Unabhängig davon resultiert aus dieser Konstellation das Problem der inhaltlichen Unvereinbarkeit: Auf der einen Seite eine verfassungsfeindliche, europafeindliche, antisemitistische Partei, über deren Verbot intensiv nachgedacht wird, auf der anderen Seite vom Volk gewählte Vertreter dieser Partei im deutschen Parlament. Da ist die eine Seite, dass man die Partei ablehnen muss; da ist das andere, dass man mit den Abgeordneten im Parlament reden muss. Die Welt im Parlament kann aber keine andere sein als die außerhalb des Parlamentes. Dieses Problem der Quadratur des Kreises versuchte man durch das Einziehen einer „Brandmauer“ zu lösen. Es soll verhindert werden, dass die Gefährlichkeit, die historisch belegte Sprengkraft dieses Gedankengutes das demokratische Bewusstsein infiltriert. Die Bevölkerung hat den Wert und die Bedeutung dieser Brandmauer verinnerlicht; sie begreift sie als einen Schutzwall gegen die Gefahren, die überall am Horizont lauern und die Schrecknisse der Nazizeit in Erinnerung bringen. In diesen Tagen, in denen an Auschwitz erinnert wird, ist das Auftreten und das frech vorgetragene Gedankengut der AfD besonders unerträglich und es sind so viele, die sich auf die Unzerstörbarkeit der Brandmauer verlassen. Das Problem liegt möglicherweise darin, dass die Brandmauer mehr als Mauerwerk verstanden wird und dass man von ihr etwas erwartet, was sie nicht leisten kann. Sie kann nicht das leisten, was wir durch unsere Einstellung, durch unsere Überzeugung und durch das, wie wir leben, leisten müssen.

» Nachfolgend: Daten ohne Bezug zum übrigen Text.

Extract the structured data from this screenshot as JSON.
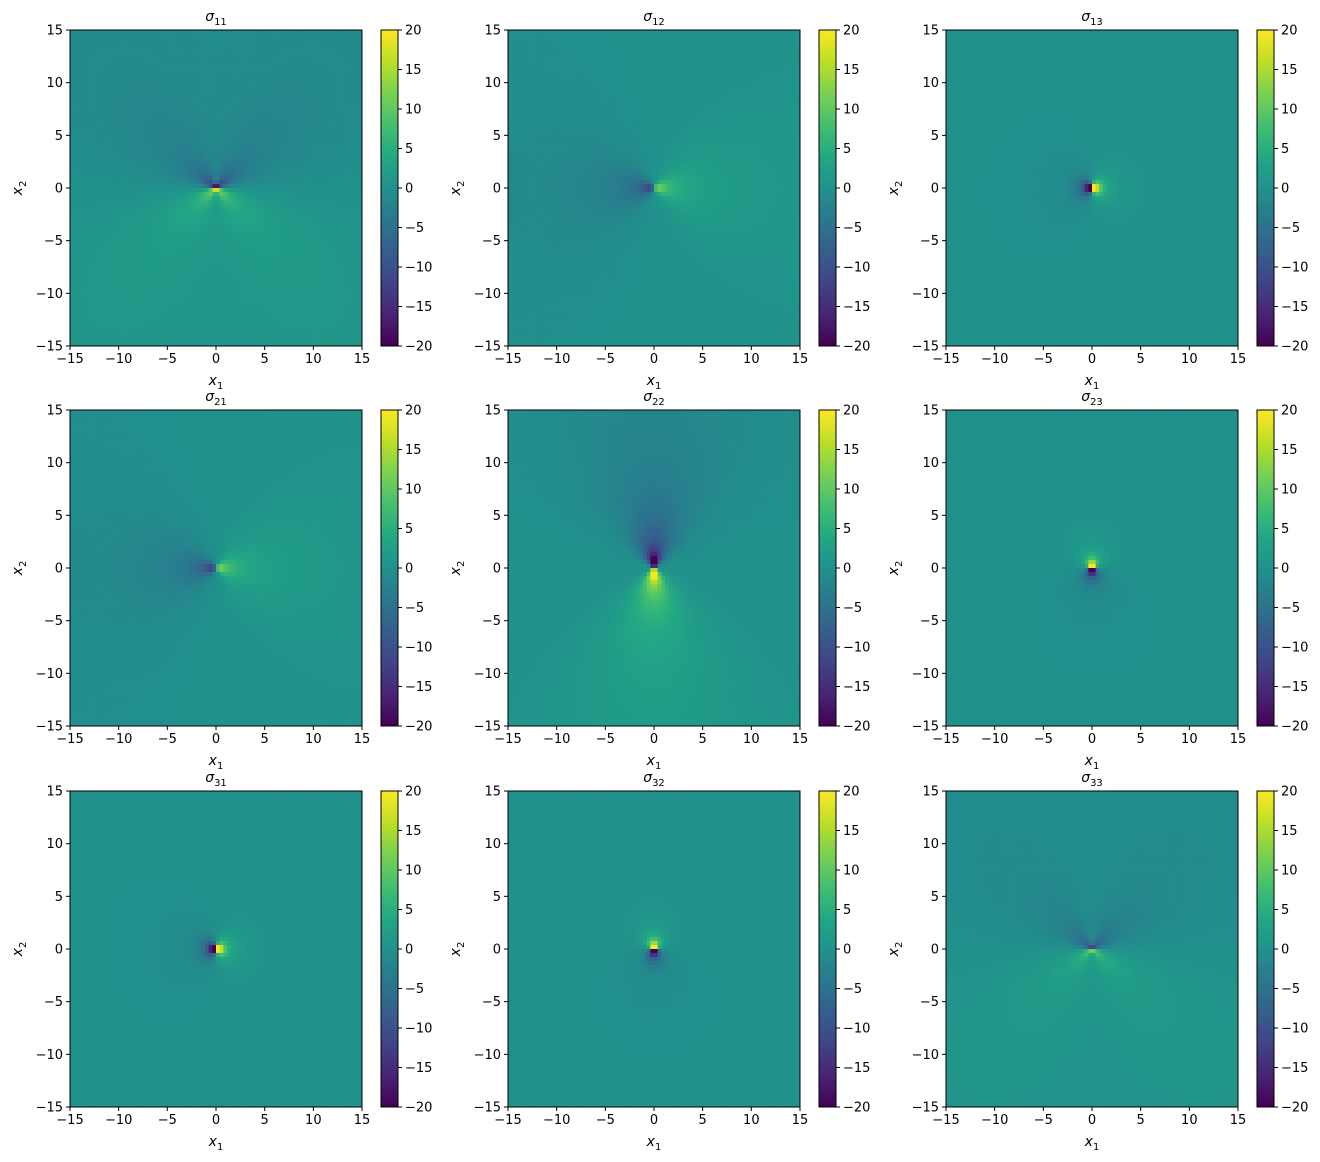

Das „Nie wieder“ ist keine Gewährleistung einer Mauer, sondern willentliche Umsetzung einer zutiefst schmerzhaften Lebenserfahrung. Nicht eine Mauer, sondern wir, die wir leben, haben Stand zu halten! Vor diesem Hintergrund ist die Welt im Parlament nicht anders als die Welt draußen im Leben. Aber draußen im Leben scheint sich der Terror breit zu machen, Mannheim, Solingen, Magdeburg, Aschaffenburg und im letzten ein gezielter Kindermord! Das Unerträgliche dieser Geschehnisse greift die Partei der AfD begierig auf, um es programmatisch zu integrieren in ihre menschenfeindlichen, völkischen Absichten. In populistischer Manier wird alles Schlechte ins Abseits verwiesen, jenseits der Grenzen, jenseits der uns so vertrauten, ruhewaltenden Alltagswelt. Wer Mauern baut, schadet der Demokratie, indem er die ihm übertragene Verantwortung abgibt an ein stumpfes, kaltes Mauerwerk, wo doch die Demokratie wartet, zum Leben erweckt zu werden.

Wir können den Einfluss dieser Partei nur dadurch zügeln, indem wir mit den gewählten Abgeordneten reden, unsere Überzeugung vertreten und sie in die Pflicht der Verantwortung nehmen. Wir müssen Demokratie leben und nicht versuchen, sie einzufrieren, einzumauern, sie zu konservieren.

Ohne diesen Mut wird die Demokratie nicht überleben.